認知症について色々と調べていて、面白い記事を見つけた。

なんでも評点:頭の中が殆ど空洞化 、脳がわずかしか存在しないのに44歳まで普通に暮らしてきた男性という記事によれば、「生後6ヶ月のときに水頭症(脳水腫)を患い、脳圧が危険なレベルまで亢進したため、中の脳髄液を抜く手術を受けていた」男性が、脳細胞がわずかしか存在しない状態になってしまったにも関わらず、その後「普通に成長して大人になり、公務員の職に就き、結婚して2人の子供をもうけ、44歳の今日までごく普通の暮らしを続けてきたのである」。

ちなみに、その男性の脳組織の写真がこれ:

brain.jpg

右が正常な成人の脳組織、左が今回見付かった男性の脳の写真だ。

この写真を見る限り、この男性の脳細胞は少ないなんてレベルのものではない。記事のタイトルにもあった通り、脳細胞がわずかしか存在しない状態だ。

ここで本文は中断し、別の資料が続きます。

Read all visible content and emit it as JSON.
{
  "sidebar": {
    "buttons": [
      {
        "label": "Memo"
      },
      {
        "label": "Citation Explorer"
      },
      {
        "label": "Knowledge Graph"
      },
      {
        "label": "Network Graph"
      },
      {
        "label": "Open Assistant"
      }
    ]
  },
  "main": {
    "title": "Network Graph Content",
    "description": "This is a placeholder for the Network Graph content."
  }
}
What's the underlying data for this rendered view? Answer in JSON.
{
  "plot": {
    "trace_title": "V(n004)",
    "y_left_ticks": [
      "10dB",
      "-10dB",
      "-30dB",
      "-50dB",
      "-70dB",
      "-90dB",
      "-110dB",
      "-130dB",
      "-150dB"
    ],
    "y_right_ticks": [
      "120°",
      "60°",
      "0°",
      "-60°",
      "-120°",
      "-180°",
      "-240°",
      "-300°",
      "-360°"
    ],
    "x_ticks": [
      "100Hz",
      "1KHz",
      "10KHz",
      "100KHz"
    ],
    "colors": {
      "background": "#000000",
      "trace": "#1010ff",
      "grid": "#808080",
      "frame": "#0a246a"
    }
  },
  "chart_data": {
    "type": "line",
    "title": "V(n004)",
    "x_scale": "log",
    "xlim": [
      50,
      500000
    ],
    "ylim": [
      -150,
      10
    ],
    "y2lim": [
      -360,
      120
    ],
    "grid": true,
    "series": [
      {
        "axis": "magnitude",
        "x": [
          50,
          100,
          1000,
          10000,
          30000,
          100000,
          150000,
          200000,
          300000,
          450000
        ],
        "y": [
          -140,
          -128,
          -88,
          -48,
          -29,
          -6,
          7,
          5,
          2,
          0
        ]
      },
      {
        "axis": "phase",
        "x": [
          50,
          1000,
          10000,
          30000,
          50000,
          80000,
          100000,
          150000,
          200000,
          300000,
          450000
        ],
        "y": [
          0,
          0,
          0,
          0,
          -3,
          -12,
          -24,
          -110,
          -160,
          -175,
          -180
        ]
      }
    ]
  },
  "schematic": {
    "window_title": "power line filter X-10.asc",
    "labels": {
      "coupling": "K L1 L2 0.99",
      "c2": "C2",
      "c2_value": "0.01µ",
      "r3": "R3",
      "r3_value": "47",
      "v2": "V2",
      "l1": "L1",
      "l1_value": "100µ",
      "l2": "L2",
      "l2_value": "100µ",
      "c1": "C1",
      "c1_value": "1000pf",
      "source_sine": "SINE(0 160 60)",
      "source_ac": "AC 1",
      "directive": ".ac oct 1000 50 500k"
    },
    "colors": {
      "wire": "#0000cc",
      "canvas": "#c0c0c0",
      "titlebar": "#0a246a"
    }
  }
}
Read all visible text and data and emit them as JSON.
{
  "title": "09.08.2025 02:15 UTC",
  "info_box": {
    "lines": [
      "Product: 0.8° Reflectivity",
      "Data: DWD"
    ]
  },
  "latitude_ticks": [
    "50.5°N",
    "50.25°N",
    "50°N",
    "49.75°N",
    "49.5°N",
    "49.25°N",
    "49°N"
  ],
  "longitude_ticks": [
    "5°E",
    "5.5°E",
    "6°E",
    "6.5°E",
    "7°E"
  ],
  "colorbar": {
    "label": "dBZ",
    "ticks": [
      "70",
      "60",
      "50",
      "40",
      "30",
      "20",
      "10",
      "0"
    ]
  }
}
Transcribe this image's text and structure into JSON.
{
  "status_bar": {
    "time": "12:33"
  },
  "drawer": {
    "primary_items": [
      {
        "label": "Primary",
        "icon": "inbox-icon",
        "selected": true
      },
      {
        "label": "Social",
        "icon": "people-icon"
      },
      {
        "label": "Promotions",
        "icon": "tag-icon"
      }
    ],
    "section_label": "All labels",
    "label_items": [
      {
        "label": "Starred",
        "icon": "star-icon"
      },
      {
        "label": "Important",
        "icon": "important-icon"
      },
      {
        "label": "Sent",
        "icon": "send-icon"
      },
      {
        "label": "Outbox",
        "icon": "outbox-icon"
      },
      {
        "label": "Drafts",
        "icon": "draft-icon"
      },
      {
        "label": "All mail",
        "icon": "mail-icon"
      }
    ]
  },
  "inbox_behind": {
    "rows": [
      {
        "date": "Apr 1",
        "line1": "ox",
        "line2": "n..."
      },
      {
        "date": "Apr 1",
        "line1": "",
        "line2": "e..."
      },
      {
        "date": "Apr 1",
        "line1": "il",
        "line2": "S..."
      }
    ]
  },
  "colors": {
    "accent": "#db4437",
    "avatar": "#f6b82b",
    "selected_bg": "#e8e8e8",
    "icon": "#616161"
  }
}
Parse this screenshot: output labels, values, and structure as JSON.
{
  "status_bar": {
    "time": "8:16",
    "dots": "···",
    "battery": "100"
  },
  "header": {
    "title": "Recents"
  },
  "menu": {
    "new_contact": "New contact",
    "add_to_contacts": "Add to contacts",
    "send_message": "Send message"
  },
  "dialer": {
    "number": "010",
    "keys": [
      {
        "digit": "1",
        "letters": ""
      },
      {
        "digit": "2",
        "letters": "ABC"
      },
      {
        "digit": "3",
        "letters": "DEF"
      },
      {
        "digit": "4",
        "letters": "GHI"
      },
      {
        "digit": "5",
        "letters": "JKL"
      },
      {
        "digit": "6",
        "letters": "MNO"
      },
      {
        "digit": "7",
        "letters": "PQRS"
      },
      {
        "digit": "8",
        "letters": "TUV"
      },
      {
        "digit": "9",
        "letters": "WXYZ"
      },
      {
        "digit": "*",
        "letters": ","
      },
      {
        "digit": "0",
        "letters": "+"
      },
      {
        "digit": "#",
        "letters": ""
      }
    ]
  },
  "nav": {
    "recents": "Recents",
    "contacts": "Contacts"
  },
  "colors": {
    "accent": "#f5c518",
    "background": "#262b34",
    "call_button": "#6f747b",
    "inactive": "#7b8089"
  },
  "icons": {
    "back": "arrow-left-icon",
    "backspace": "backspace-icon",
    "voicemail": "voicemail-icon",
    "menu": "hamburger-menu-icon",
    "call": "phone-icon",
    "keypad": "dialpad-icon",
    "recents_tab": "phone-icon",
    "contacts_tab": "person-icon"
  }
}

にも関わらず、この人物は、普通の生活を営んでいるらしい。IQは75ほどしか無いようだが、脳細胞量の比率から言えば、75という数字は驚異的に高いように思う。

さて、ここで認知症に話を戻す。

認知症の原因は、脳組織の萎縮、つまり脳細胞量の減少にあると考えられている。しかし、上記の男性の例を見ると、単純に量が減るということだけでは、説明がつかないのではと思われる。

正常な脳とアルツハイマー型認知症患者の脳を写真で比べるとこうなる:

brain2.jpg

先ほどの男性の脳と比べると、認知症の脳の方が、脳細胞の量は多いようにすら見える。いずれにせよ、やはり認知症は単純に脳細胞の量だけの問題では無いようだ。

ここでキーになるのは、件の男性は、生後6ヶ月の段階で脳細胞が減少したという点のように思われる。つまりこの男性は、脳細胞が少ない状態で成長し、教育を受け、知能を発達させたということだ。彼の脳は、この状態で正常に機能するように発達したのだ。

ということは、脳という器官には、脳細胞の量が少なくとも、ある程度正常に機能するポテンシャルがあるということになる。要は使い方の問題でしかないのだ。もしそのメカニズムが解明されれば、脳組織が萎縮しても認知症にならなくて済むようになるのかもしれない。

とはいえ、前回の記事でも書いたように、認知症の治療は、患者の死に対する恐怖を和らげること無しでは、拷問に加担することにしかならないことは変わらないわけだが。